No norte do país, entre Mazar-i-Sharif e Cabul, seguindo depois para o Paquistão, os camiões de carvão são os mestres das estradas. As preciosas cargas tornaram-se o principal recurso dos talibãs, cuja prioridade é apostar na extração de combustíveis fósseis. Desde a queda do antigo regime de Cabul, a 15 de agosto de 2021, o país vive sob sanções, privado de ativos, na ordem dos 9,2 mil milhões de dólares, congelados em bancos americanos e europeus, o que levou a economia a contrair entre 20% a 30%.
A ajuda internacional, civil e de segurança, que representa mais de oito mil milhões de dólares por ano, equivalente a 40% do produto interno bruto (PIB) do país, foi cortada, mergulhando metade da população numa situação de desnutrição aguda, com muitos afegãos a perderem empregos e meios de subsistência. Neste contexto, os talibãs apostam fortemente nos recursos minerais. Segundo as autoridades, existem 80 minas de carvão identificadas, das quais 17 operacionais.

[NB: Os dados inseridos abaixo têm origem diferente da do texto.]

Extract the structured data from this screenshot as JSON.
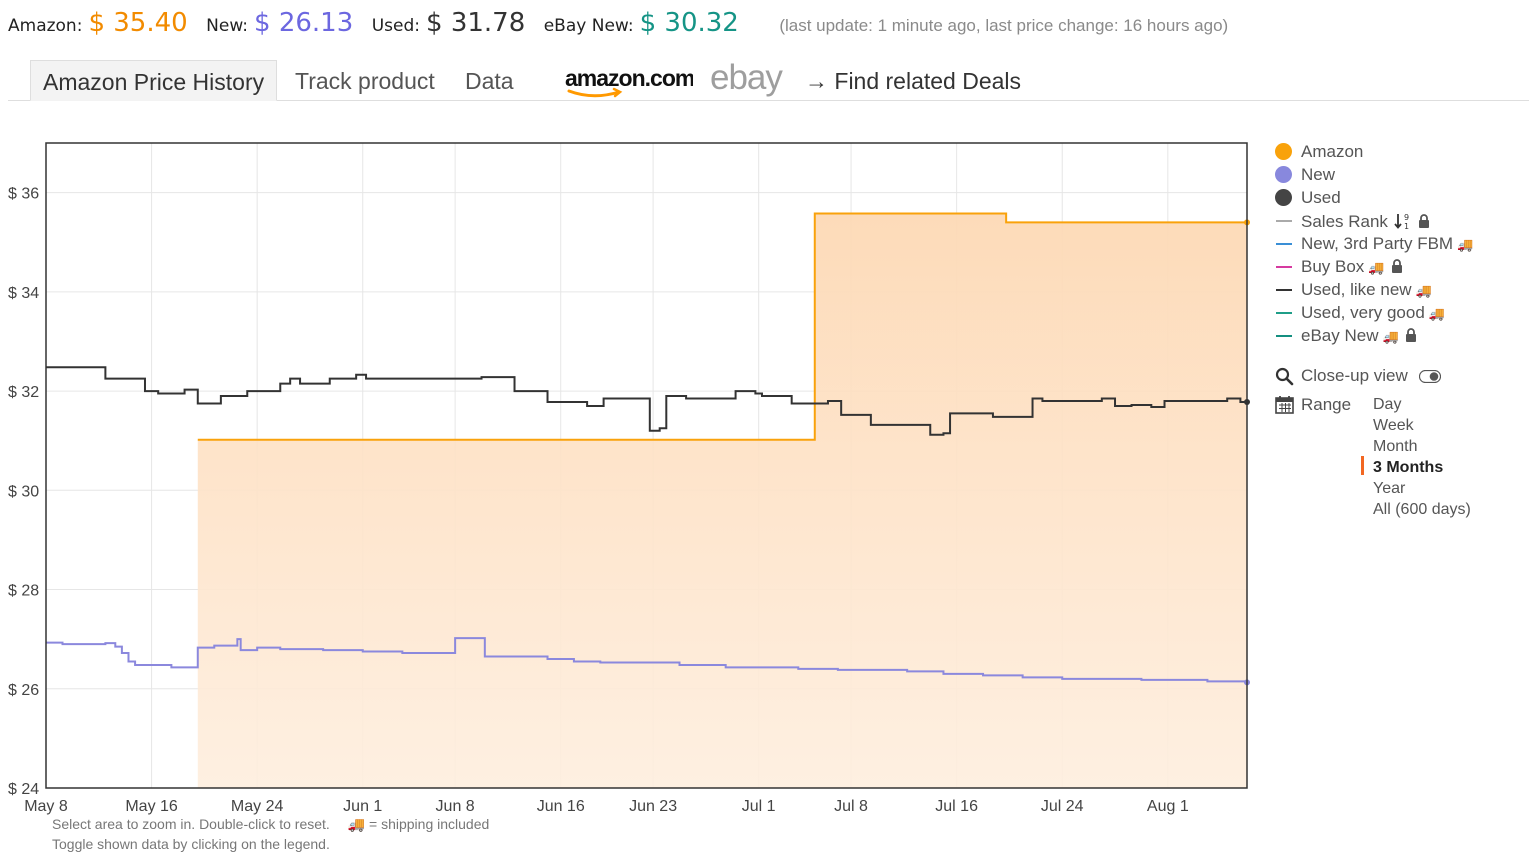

A guerra na Ucrânia e a crise energética tornaram o carvão precioso. O Paquistão está dependente do carvão afegão, visto que o Islamabad foi privado dos principais fornecedores. O carvão sul-africano é comprado sobretudo pela China, pois as restrições de covid-19 interromperam as exportações da Austrália. E o Emirado Islâmico do Afeganistão aproveitou o ensejo.
Todos concordam que a segurança melhorou no Afeganistão, tendo diminuído a violência, mas isso de pouco serve se a felicidade e a saúde não são transversais e a paz não existe. Na verdade, impedir gente de estudar, restringir as liberdades das mulheres e colocá-las sob o açaime do controlo, retirar emprego, salário e rendimento às pessoas, deixar alastrar a fome às crianças, enfim semear a pobreza e a miséria é estar nos antípodas da paz. É a guerra sem o inimigo convencional. E o país necessita de paz, tranquilidade, desenvolvimento e progresso.
Há que pôr em ação a diplomacia e a ajuda internacional, ao invés de sanções económicas.